Inside the Shawl of Midnight

Excerpt from Inside the Shawl of Midnight, novel-in-progress:

What must it be like to have a sister, to be close to a sister, to share everything, then to lose her, to not want to believe that she is dead, to be separated so long that you might pass each other on the street and never notice? To lose her so long ago you only wonder occasionally if she is in good health, if she still lives. You forget what her voice sounds like, or believe you have forgotten because you cannot bring it to mind. What did she sound like? But then a miracle happens and years later when you are no longer young, no longer full of the possibilities of youth, but instead you are coasting on the remains of a lifetime of experience, and you hear a stranger’s voice ask, “May I help you?” and you know at once whose voice it is. You know the shape of the face, the dimple, the particular smile of those particular lips.

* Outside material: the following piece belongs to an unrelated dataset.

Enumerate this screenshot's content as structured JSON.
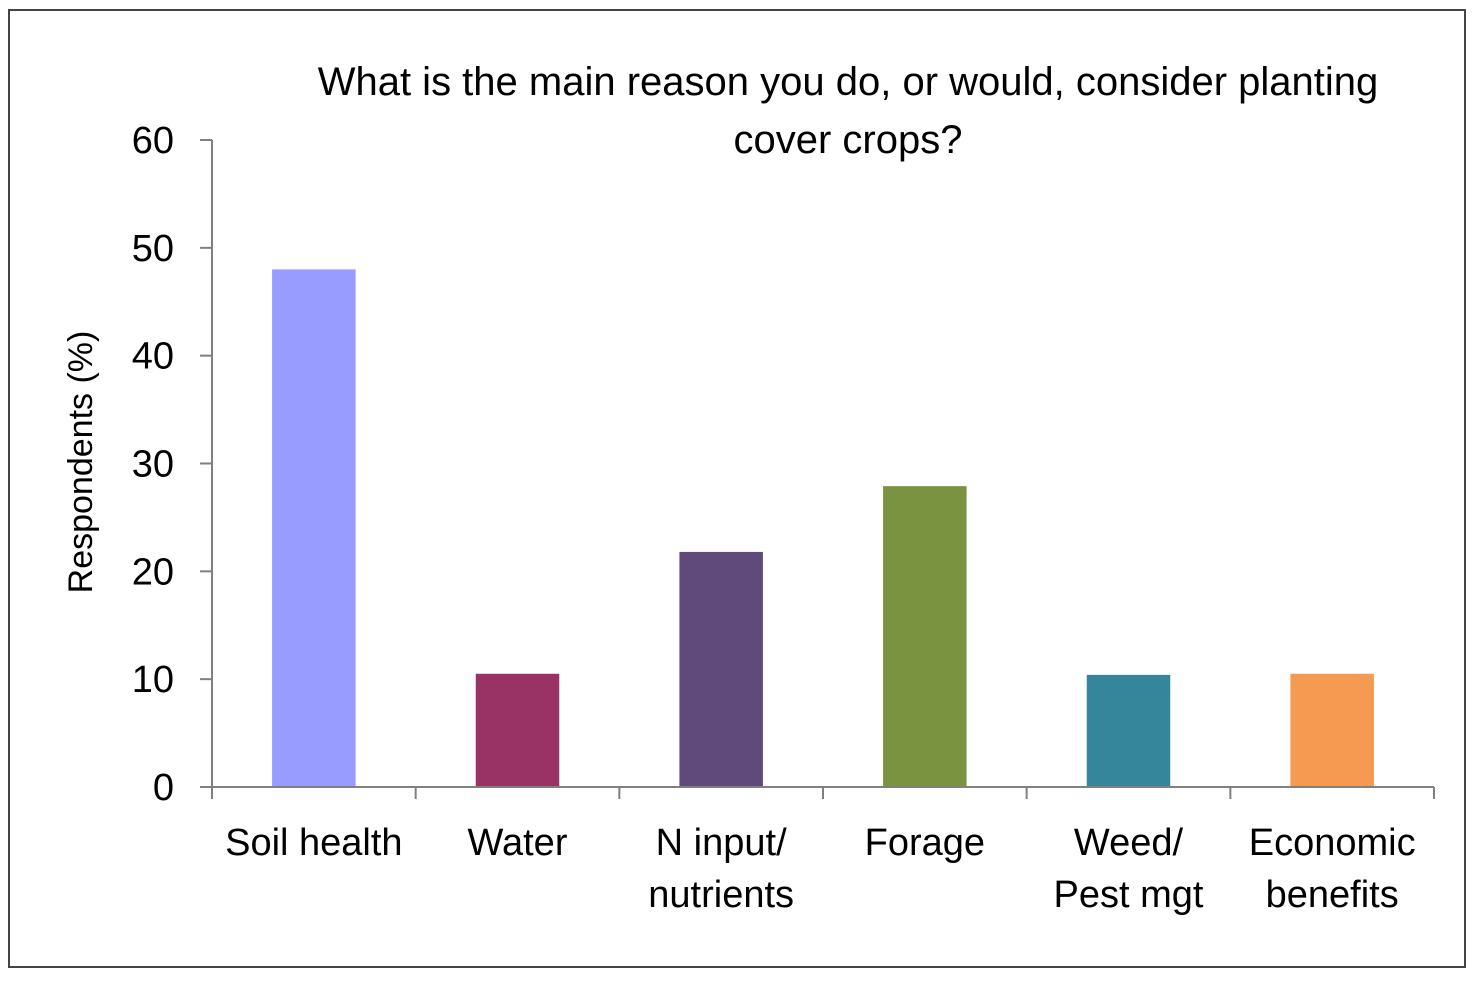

And you recognize the light in the eyes of your sister.

All of these things Nafeesa, who has no sister herself, feels in the power of that moment as the sisters wrap themselves in each other’s arms. The moment changes, Faisah lets go, but Baji continues to hold on for a moment longer.  Then she raises her head from the place where it rested on Faisah’s neck, turns and smiles.

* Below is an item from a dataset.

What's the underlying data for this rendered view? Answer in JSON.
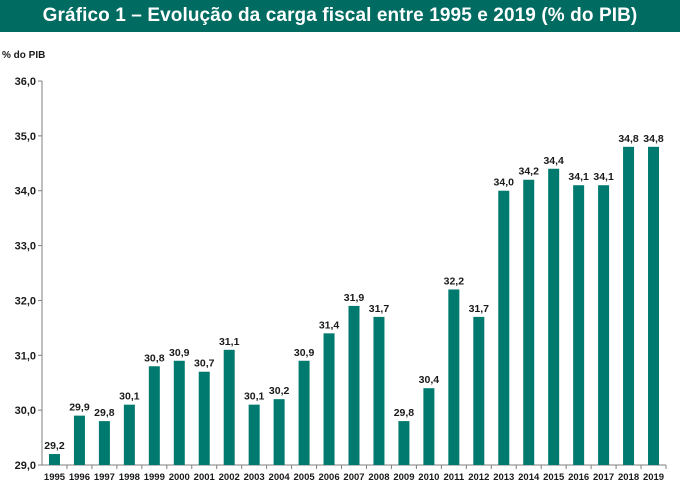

“You must be Nafeesa. I would recognize you anywhere.” Nafeesa sees an aged, ghostly reflection of herself—the small gap between her teeth, and a simple mannerism, the way Baji shakes her dark brown and gray hair loose from the scarf. She is a smaller woman than Nafeesa expected her to be. They are exactly the same height. “You are the image of your mother, Nafeesa. And of ours,” she says, glancing again at Faisah whose good eye still brims with tears. Faisah pats her eye, folds her handkerchief and watches Baji as she speaks to their niece “It is strange to use my mother’s name in addressing you, Nafeesa, and to hear her name spoken by me, as if I were hearing my father’s voice calling to her from the bottom of the staircase of our childhood.” She looks down the path. “Come inside,” she says urgently.